Две цыганки, подобранные философом в пестрой толпе, кочующей по городам и местечкам, были молоды и некрасивы; одна, по воле Урсуса, носила имя Фебы, другая — Венеры, или — поскольку необходимо сообразоваться с английским произношением — Фиби и Винос.

Феба стряпала, а Венера убирала храм искусства.

Кроме того, в дни представлений они одевали Дею.

За исключением тех моментов, когда фигляры, также как и государи, "показываются народу", Дея, подобно Фиби и Винос, носила флорентийскую юбку из цветной набойки и короткую кофту без рукавов. Урсус и Гуинплен носили мужские безрукавки, кожаные штаны и высокие сапоги, какие носят матросы на военных судах. Гуинплен, кроме того, надевал для работы и во время гимнастических упражнений еще и кожаный нагрудник. Он ходил за лошадьми. Что касается Урсуса и Гомо, то они заботились друг о друге сами.

Дея настолько привыкла к "Зеленому ящику", что расхаживала в нем с уверенностью зрячего человека.

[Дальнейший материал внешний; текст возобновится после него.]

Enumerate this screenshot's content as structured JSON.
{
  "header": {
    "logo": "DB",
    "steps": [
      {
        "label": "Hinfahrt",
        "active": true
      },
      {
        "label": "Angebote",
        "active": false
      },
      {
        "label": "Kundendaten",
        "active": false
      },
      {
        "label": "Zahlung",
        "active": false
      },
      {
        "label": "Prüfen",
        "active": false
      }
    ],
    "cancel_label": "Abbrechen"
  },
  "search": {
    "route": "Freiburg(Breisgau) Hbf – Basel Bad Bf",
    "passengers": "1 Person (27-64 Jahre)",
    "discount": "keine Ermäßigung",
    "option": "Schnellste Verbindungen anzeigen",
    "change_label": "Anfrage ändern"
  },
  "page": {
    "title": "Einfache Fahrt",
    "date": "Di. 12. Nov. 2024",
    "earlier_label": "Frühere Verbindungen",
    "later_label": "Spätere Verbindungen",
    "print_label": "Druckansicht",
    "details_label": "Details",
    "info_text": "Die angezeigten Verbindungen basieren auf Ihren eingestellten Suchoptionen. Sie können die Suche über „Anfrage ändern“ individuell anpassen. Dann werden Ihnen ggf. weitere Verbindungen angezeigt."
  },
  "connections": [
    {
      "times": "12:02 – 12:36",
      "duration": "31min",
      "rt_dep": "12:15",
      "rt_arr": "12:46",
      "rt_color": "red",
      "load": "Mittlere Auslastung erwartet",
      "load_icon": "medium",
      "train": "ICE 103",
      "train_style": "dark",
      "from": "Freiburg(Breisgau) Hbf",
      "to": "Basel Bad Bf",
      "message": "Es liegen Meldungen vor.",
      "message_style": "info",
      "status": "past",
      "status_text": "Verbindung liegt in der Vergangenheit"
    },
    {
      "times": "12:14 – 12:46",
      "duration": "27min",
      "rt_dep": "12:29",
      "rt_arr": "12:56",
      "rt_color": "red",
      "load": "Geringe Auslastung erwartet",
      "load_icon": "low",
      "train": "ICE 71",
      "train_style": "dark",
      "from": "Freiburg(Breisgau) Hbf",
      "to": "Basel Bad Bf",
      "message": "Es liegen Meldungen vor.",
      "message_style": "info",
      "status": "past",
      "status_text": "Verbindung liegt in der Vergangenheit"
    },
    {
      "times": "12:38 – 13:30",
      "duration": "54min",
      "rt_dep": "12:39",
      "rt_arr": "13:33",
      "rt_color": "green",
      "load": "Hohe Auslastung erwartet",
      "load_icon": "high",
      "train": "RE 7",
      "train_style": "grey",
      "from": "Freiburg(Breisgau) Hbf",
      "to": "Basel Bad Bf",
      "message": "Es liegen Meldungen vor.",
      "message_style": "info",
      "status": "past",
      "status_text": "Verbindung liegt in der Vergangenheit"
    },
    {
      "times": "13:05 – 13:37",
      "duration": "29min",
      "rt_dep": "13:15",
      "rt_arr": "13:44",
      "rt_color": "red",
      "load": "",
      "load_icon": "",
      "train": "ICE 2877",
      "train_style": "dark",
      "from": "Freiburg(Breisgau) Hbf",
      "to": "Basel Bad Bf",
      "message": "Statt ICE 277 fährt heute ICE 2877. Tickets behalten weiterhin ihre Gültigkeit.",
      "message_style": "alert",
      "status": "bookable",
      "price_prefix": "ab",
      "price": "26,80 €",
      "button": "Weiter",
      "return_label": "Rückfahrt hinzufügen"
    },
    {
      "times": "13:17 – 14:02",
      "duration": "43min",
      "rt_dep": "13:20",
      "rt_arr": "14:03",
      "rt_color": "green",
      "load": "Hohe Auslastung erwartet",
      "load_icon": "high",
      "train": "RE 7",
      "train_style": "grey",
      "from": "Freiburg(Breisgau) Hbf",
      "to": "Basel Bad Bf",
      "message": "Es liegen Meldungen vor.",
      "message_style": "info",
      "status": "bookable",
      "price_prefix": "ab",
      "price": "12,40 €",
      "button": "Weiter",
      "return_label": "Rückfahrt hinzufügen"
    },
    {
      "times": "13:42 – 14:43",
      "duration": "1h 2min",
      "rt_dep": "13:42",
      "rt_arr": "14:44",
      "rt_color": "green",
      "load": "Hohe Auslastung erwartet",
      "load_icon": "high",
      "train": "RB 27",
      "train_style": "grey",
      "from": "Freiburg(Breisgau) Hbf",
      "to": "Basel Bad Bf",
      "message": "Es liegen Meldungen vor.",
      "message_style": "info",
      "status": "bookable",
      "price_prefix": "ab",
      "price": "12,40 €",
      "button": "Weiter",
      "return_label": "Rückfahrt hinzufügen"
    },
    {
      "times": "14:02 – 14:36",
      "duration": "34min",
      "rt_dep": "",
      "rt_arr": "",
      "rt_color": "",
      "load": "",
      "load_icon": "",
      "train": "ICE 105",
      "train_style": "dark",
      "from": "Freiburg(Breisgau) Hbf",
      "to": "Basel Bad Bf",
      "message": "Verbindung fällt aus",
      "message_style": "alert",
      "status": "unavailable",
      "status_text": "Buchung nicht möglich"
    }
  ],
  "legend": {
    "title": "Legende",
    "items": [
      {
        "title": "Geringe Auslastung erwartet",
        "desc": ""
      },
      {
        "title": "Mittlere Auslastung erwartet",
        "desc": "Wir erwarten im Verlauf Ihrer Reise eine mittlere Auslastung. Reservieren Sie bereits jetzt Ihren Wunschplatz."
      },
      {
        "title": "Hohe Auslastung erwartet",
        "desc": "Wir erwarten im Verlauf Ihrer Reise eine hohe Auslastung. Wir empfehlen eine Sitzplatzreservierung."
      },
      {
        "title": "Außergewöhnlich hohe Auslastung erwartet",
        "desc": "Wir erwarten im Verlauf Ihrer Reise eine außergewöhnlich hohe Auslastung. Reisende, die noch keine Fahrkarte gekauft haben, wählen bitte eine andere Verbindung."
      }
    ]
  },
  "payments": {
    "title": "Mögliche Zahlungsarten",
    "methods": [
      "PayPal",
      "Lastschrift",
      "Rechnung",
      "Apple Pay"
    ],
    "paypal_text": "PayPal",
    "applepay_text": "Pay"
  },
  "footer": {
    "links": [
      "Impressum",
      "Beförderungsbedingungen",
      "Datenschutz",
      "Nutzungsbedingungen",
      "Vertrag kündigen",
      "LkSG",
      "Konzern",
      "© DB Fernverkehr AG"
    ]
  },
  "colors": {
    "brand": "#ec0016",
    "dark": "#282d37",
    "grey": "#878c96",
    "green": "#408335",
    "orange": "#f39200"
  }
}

Если бы чей-либо глаз, заинтересовавшись внутренним расположением и устройством этого странствующего дома, заглянул в него, он заметил бы в одном из его углов прикрепленную к стене прежнюю повозку Урсуса, вышедшую в отставку, доживавшую свой век на покое и избавленную от необходимости трястись по дорогам, так же как Гомо, который был теперь избавлен от необходимости тащить возок.

Эта развалина, загнанная в самый конец фургона, направо от двери, служила Урсусу и Гуинплену спальней и актерской уборной. В ней помещались теперь два ложа и наискосок от них — кухня.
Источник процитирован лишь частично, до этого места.